I don't like lockdowns unless each classroom has an armed teacher in it.


----------



## ratherbpreppin (Jan 31, 2012)

They have armed police at college football and basketball games, where everyone is going for entertainment and are supposed to be adults. They do not have an armed guard at schools where students are not aware of actions that can lead them in jail. My tax dollars pay for school services, I should be able to voice my opinion to them about this. Heck, put a guard with a tazer in the halls. Can you imagine how much better students grades will improve where they do not have to worry about bullie billy instead of focusing on schoolwork?


----------



## fedorthedog (Feb 28, 2012)

Lock downs are a change from surround and negotiate in the era before aimless shooting of victims. Lockdowns give us, the police, less targets to engage when we go in. The tactics we use have changed and the first guys on scene go in and go to the sound of gun shots. I cant do that with 200 screaming kids in the hall. I am going to kill the bad guy and if that means shooting thru a hostage to save others its the cost of the incident. The more area we control by any method the less death and injuries because there are less targets. This is also used when a bad guy is in the area from another event and looking to hide or stand us off. We dont want hostages and locking the school door to keep them out only makes sense.


----------



## survival (Sep 26, 2011)

fedorthedog said:


> Lock downs are a change from surround and negotiate in the era before aimless shooting of victims. Lockdowns give us, the police, less targets to engage when we go in. The tactics we use have changed and the first guys on scene go in and go to the sound of gun shots. I cant do that with 200 screaming kids in the hall. I am going to kill the bad guy and if that means shooting thru a hostage to save others its the cost of the incident. The more area we control by any method the less death and injuries because there are less targets. This is also used when a bad guy is in the area from another event and looking to hide or stand us off. We dont want hostages and locking the school door to keep them out only makes sense.
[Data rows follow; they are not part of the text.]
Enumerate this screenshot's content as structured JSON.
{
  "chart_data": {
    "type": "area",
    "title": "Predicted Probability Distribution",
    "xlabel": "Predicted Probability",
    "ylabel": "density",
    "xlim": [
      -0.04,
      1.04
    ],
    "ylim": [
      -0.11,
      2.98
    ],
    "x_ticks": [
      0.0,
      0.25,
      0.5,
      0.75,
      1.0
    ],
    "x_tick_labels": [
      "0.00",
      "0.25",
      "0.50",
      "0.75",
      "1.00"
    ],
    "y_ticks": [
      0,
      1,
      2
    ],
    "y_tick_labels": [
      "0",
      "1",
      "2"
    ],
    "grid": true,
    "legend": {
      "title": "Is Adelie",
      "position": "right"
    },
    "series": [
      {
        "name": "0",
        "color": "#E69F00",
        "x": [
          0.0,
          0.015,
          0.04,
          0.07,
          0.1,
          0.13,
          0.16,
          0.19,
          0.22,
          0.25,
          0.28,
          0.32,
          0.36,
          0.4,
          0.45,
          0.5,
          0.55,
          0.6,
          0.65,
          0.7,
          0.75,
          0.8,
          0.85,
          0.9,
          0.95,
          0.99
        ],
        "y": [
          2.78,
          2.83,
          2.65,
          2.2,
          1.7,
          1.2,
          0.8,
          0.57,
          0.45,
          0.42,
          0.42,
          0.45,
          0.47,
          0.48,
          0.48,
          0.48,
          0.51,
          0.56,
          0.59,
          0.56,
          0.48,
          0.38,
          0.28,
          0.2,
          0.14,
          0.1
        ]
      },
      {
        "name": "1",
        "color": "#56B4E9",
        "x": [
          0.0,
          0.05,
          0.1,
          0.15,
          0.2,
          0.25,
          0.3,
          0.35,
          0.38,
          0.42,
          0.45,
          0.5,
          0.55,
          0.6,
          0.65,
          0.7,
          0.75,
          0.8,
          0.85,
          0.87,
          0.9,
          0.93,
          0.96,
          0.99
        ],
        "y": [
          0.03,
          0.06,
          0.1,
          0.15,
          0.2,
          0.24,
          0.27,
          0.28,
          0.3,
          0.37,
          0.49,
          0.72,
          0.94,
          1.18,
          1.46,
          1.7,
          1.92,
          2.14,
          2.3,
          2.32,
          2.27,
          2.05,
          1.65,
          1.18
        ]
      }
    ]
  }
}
Very well said and understandable. Seems like you have thought about the same thing a lot of times.... In detail. My thanks go out to you.


----------



## bigdogbuc (Mar 23, 2012)

As the head of security at a high school, I'll sum it up this way; If a school is put into lockdown, and you are the only one wandering around, you are subject to getting shot.

Communication with law enforcement is constant with real time updates. Having students in a controlled environment where they are accounted for while the emergency goes on outside of the classroom, is the point. It limits exposure of students to the bad guy and makes things way less confusing for the good guys.

Try coordinating the evacuation of a population that amounts to a small city and see which is easier; Staying in place? Or the logistics and chaos of moving? It's like forcing the residents of a small town out of there homes and onto the streets during an active shooting rampage. You're safer in your house. Doesn't mean they might not wind up at your house, but the bad guy having to search you out as opposed to you going to him, buys valuable time for law enforcement to respond and "cleanse".


----------



## Dreams (Mar 27, 2012)

I have two in school.. one of which will be going to college soon if that is what she wants to do.. and I honestly hate it.. if I was capable of home schooling and keeping them and myself sane.. I would do it.. 

I think lock downs are important in the case of a shooting.. as said, it keeps kids from running the halls and getting hit by friendly fire, and leading them out of the building in groups, yes gives the shooter more target...


----------